Data Privacy
The right and ability to control how personal information is collected, used, and shared.
Also known as: Information privacy, Personal data protection, Privacy rights
Category: Concepts
Tags: privacy, security, data, rights, technologies
Explanation
Data privacy is the right and ability to control how personal information is collected, used, shared, and retained. It encompasses: collection limits (what data is gathered), use restrictions (how it can be used), sharing controls (who can access it), and retention policies (how long it's kept). Why data privacy matters: personal data reveals intimate details of life, misuse can cause real harm (identity theft, discrimination, manipulation), and power imbalances exist between individuals and data collectors.

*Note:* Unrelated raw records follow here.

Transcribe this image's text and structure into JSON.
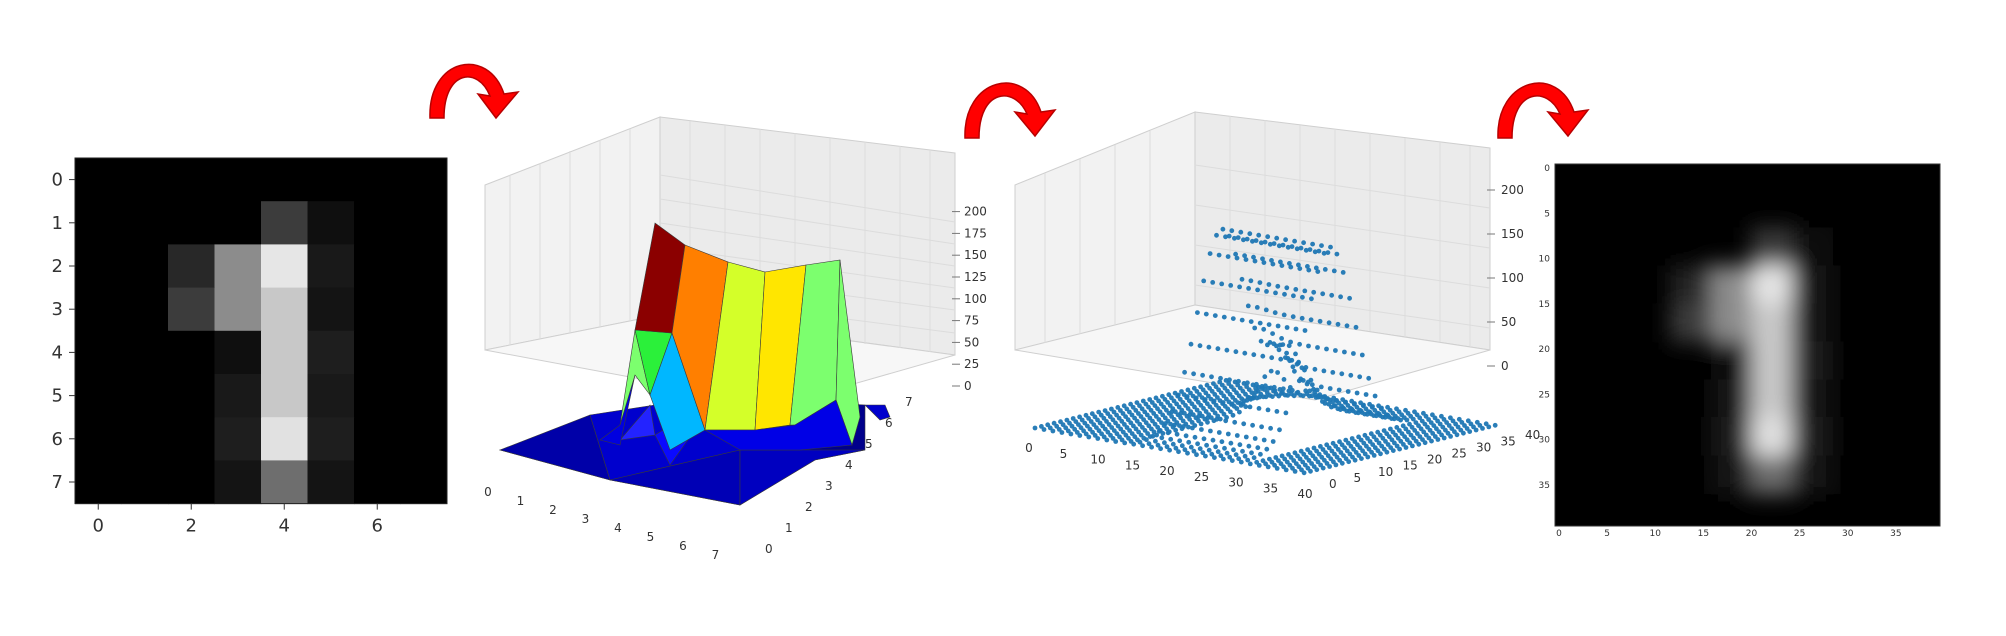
{
  "figure": {
    "colors": {
      "arrow": "#ff0000",
      "arrow_dark": "#b80000",
      "scatter": "#1f77b4",
      "axis_text": "#333333"
    }
  },
  "pixel_image": {
    "x_ticks": [
      "0",
      "2",
      "4",
      "6"
    ],
    "y_ticks": [
      "0",
      "1",
      "2",
      "3",
      "4",
      "5",
      "6",
      "7"
    ],
    "values": [
      [
        0,
        0,
        0,
        0,
        0,
        0,
        0,
        0
      ],
      [
        0,
        0,
        0,
        0,
        60,
        15,
        0,
        0
      ],
      [
        0,
        0,
        40,
        140,
        230,
        25,
        0,
        0
      ],
      [
        0,
        0,
        60,
        140,
        200,
        20,
        0,
        0
      ],
      [
        0,
        0,
        0,
        15,
        200,
        30,
        0,
        0
      ],
      [
        0,
        0,
        0,
        25,
        200,
        25,
        0,
        0
      ],
      [
        0,
        0,
        0,
        30,
        225,
        30,
        0,
        0
      ],
      [
        0,
        0,
        0,
        20,
        110,
        20,
        0,
        0
      ]
    ]
  },
  "surface_plot": {
    "x_ticks": [
      "0",
      "1",
      "2",
      "3",
      "4",
      "5",
      "6",
      "7"
    ],
    "y_ticks": [
      "0",
      "1",
      "2",
      "3",
      "4",
      "5",
      "6",
      "7"
    ],
    "z_ticks": [
      "0",
      "25",
      "50",
      "75",
      "100",
      "125",
      "150",
      "175",
      "200"
    ]
  },
  "scatter_plot": {
    "x_ticks": [
      "0",
      "5",
      "10",
      "15",
      "20",
      "25",
      "30",
      "35",
      "40"
    ],
    "y_ticks": [
      "0",
      "5",
      "10",
      "15",
      "20",
      "25",
      "30",
      "35",
      "40"
    ],
    "z_ticks": [
      "0",
      "50",
      "100",
      "150",
      "200"
    ]
  },
  "upsampled_image": {
    "x_ticks": [
      "0",
      "5",
      "10",
      "15",
      "20",
      "25",
      "30",
      "35"
    ],
    "y_ticks": [
      "0",
      "5",
      "10",
      "15",
      "20",
      "25",
      "30",
      "35"
    ]
  }
}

Privacy principles include: informed consent (knowing what's collected and why), purpose limitation (data used only for stated purposes), data minimization (collect only what's needed), and individual rights (access, correction, deletion). Threats to privacy: surveillance capitalism (business models based on data extraction), data breaches (unauthorized access), function creep (data used beyond original purpose), and aggregation (combining data reveals more than individual pieces). Privacy protection involves: understanding what you share, using privacy-preserving tools, exercising legal rights, and supporting privacy-respecting services. For knowledge workers, data privacy means: protecting personal information, respecting others' privacy in systems you build, and understanding the value and risks of data.